Cashing In, Selling Out
As I was sitting here looking at my various article ideas I have jotted down over the past few months, I received a Facebook message from a local player. This particular player was inquiring into what was the best way to unload an entire collection because he no longer had time for physical Magic. I normally don't encourage people to sell out of the game because it seems almost everyone I know who quits eventually gets the bug and comes back. I have fortunately never sold everything I owned, so I do not know firsthand the uphill battle that is reacquiring a collection, nor do I ever hope to find out, but for those dead-set on leaving the game—or at least downsizing their collections—this article is for you. Even if you are not looking to leave the game in any capacity, I encourage you to give this week a read, however, because I will be going in-depth on exactly what you should be looking to do if you know someone is looking to get out and does not have the time to piece out his or her collection alone.
The first step to any process when you are looking to leave a hobby is to figure out exactly what you have. If you are looking to downsize your current collection, I suggest separating exactly what you are looking to sell from what you want to hold onto. If you just want to dump everything, skip this step and begin doing some price research on any high-end cards you are looking to part with.
Now that you have an idea of what is in your collection and how much money it is worth, it is time to decide how exactly you wish to part with your cards. If you happen to know a local dealer and are not looking to put a lot of time and effort in, you can usually obtain a fairly reasonable price considering all the work is now on the dealer’s shoulders. This, of course, will not net you even close to what your cards are truly worth since it is unlikely they will be getting full retail for anything and are also taking a cut for themselves since very few people can afford to work for free. I don’t suggest just dumping your collection all at once like this unless you truly don’t care about what you get for it or you just don’t have the time to bother with it.
Option two requires slightly more legwork but will probably net you the most value if you have the time to spare. This option is the main reason I had you separate your cards into value piles—each pile now has a separate outlet. For the higher-end items, I would suggest auction or trade sites such as eBay or Magic Online Trading League since you will earn the closest to retail from these outlets. You can also sometimes out higher-end items to buy lists from various sites for a reasonable number, but typically, if you have the patience, it is best to list individual items and let them sell over time.
The exception to the above rule is if you have or know someone who owns an eBay business you can use. The listing fees are cut drastically when you own a store, and if you have a local who sells cards anyway, you may want to inquire as to what he or she would want to list them for you. If this is an option, I would try to list anything that appears to sell quickly and then make a pile of the rest. What remains is probably best buy-listed.

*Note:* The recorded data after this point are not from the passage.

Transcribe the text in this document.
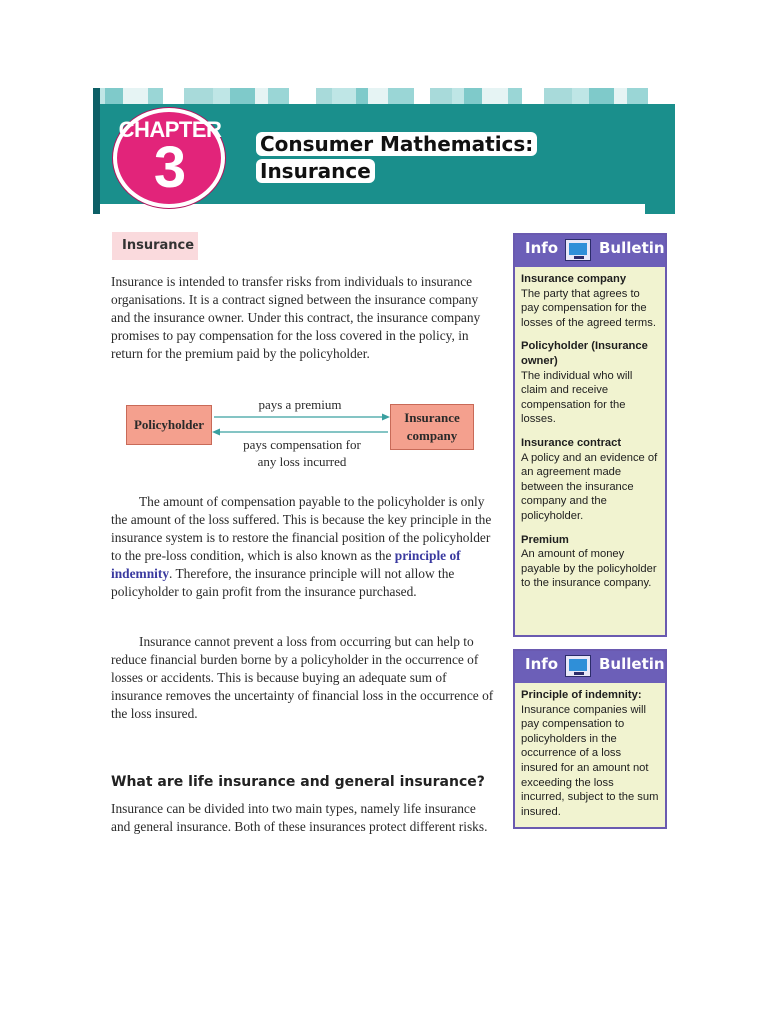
CHAPTER
3	Consumer Mathematics:
Insurance
Insurance
Insurance is intended to transfer risks from individuals to insurance organisations. It is a contract signed between the insurance company and the insurance owner. Under this contract, the insurance company promises to pay compensation for the loss covered in the policy, in return for the premium paid by the policyholder.
Policyholder	Insurance
company
pays a premium
pays compensation for
any loss incurred
The amount of compensation payable to the policyholder is only the amount of the loss suffered. This is because the key principle in the insurance system is to restore the financial position of the policyholder to the pre-loss condition, which is also known as the principle of indemnity. Therefore, the insurance principle will not allow the policyholder to gain profit from the insurance purchased.
Insurance cannot prevent a loss from occurring but can help to reduce financial burden borne by a policyholder in the occurrence of losses or accidents. This is because buying an adequate sum of insurance removes the uncertainty of financial loss in the occurrence of the loss insured.
What are life insurance and general insurance?
Insurance can be divided into two main types, namely life insurance and general insurance. Both of these insurances protect different risks.
Info	Bulletin
Insurance company
The party that agrees to pay compensation for the losses of the agreed terms.
Policyholder (Insurance owner)
The individual who will claim and receive compensation for the losses.
Insurance contract
A policy and an evidence of an agreement made between the insurance company and the policyholder.
Premium
An amount of money payable by the policyholder to the insurance company.
Info	Bulletin
Principle of indemnity:
Insurance companies will pay compensation to policyholders in the occurrence of a loss insured for an amount not exceeding the loss incurred, subject to the sum insured.
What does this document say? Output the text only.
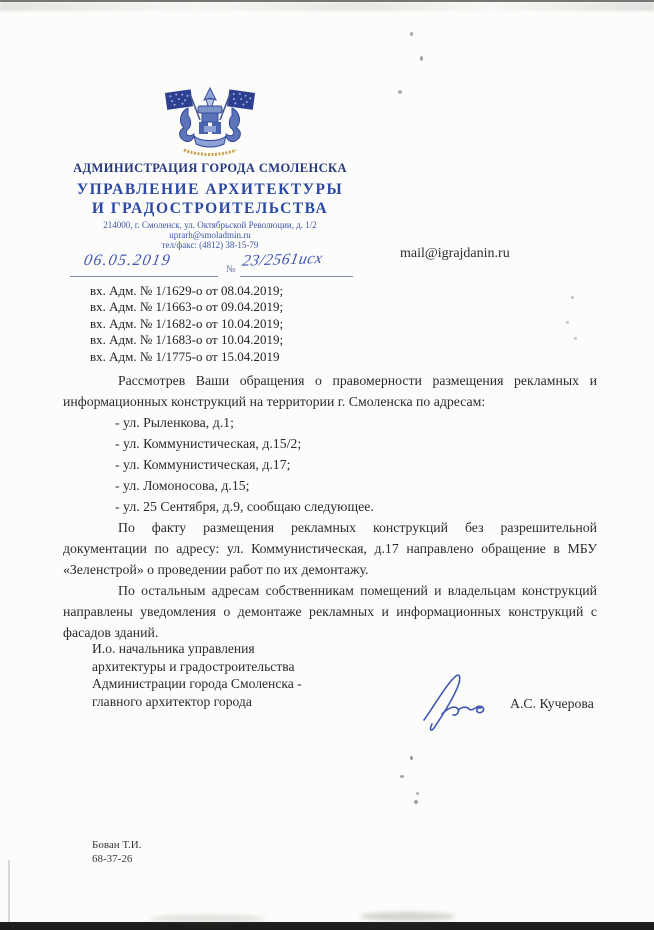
АДМИНИСТРАЦИЯ ГОРОДА СМОЛЕНСКА
УПРАВЛЕНИЕ АРХИТЕКТУРЫ
И ГРАДОСТРОИТЕЛЬСТВА
214000, г. Смоленск, ул. Октябрьской Революции, д. 1/2
uprarh@smoladmin.ru
тел/факс: (4812) 38-15-79
06.05.2019
№ 23/2561исх	mail@igrajdanin.ru
вх. Адм. № 1/1629-о от 08.04.2019;
вх. Адм. № 1/1663-о от 09.04.2019;
вх. Адм. № 1/1682-о от 10.04.2019;
вх. Адм. № 1/1683-о от 10.04.2019;
вх. Адм. № 1/1775-о от 15.04.2019

Рассмотрев Ваши обращения о правомерности размещения рекламных и информационных конструкций на территории г. Смоленска по адресам:

- ул. Рыленкова, д.1;
- ул. Коммунистическая, д.15/2;
- ул. Коммунистическая, д.17;
- ул. Ломоносова, д.15;
- ул. 25 Сентября, д.9, сообщаю следующее.

По факту размещения рекламных конструкций без разрешительной документации по адресу: ул. Коммунистическая, д.17 направлено обращение в МБУ «Зеленстрой» о проведении работ по их демонтажу.

По остальным адресам собственникам помещений и владельцам конструкций направлены уведомления о демонтаже рекламных и информационных конструкций с фасадов зданий.

И.о. начальника управления
архитектуры и градостроительства
Администрации города Смоленска -
главного архитектор города	А.С. Кучерова
Бован Т.И.
68-37-26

Once you have pieced out any cards you believe may have value, you can then feel free to sell your bulk. CoolStuffInc.com has one of the highest buy prices on bulk I have found if you are willing to ship. If you are looking to sell locally, you may be able to find a dealer, collector, or store that is willing to match most online sources’ numbers. Before you actually ship the bulk, if there is a local dealer, I would suggest having him or her take a look at it. Agree to give the dealer a percentage of anything he or she pulls out, and make it understood that you will not be selling the bulk to the dealer. If the dealer believes he or she is buying the bulk, it may entice him or her to leave cards in the collection, and that can only hurt you.
Once your bulk is picked and you have an outlet for it, you are almost done selling your collection. If you have any cards left that were not on a buy list but were better than bulk, you can probably find a local who will pay you a reasonable amount just to help you unload the last of your cardboard burden.
Alternatively, if you are looking to give up physical Magic for the digital version, you may be best looking around the Internet for various website forums where people are more than willing to trade you digital cards or tickets for your physical counterparts adjusting for the market differential.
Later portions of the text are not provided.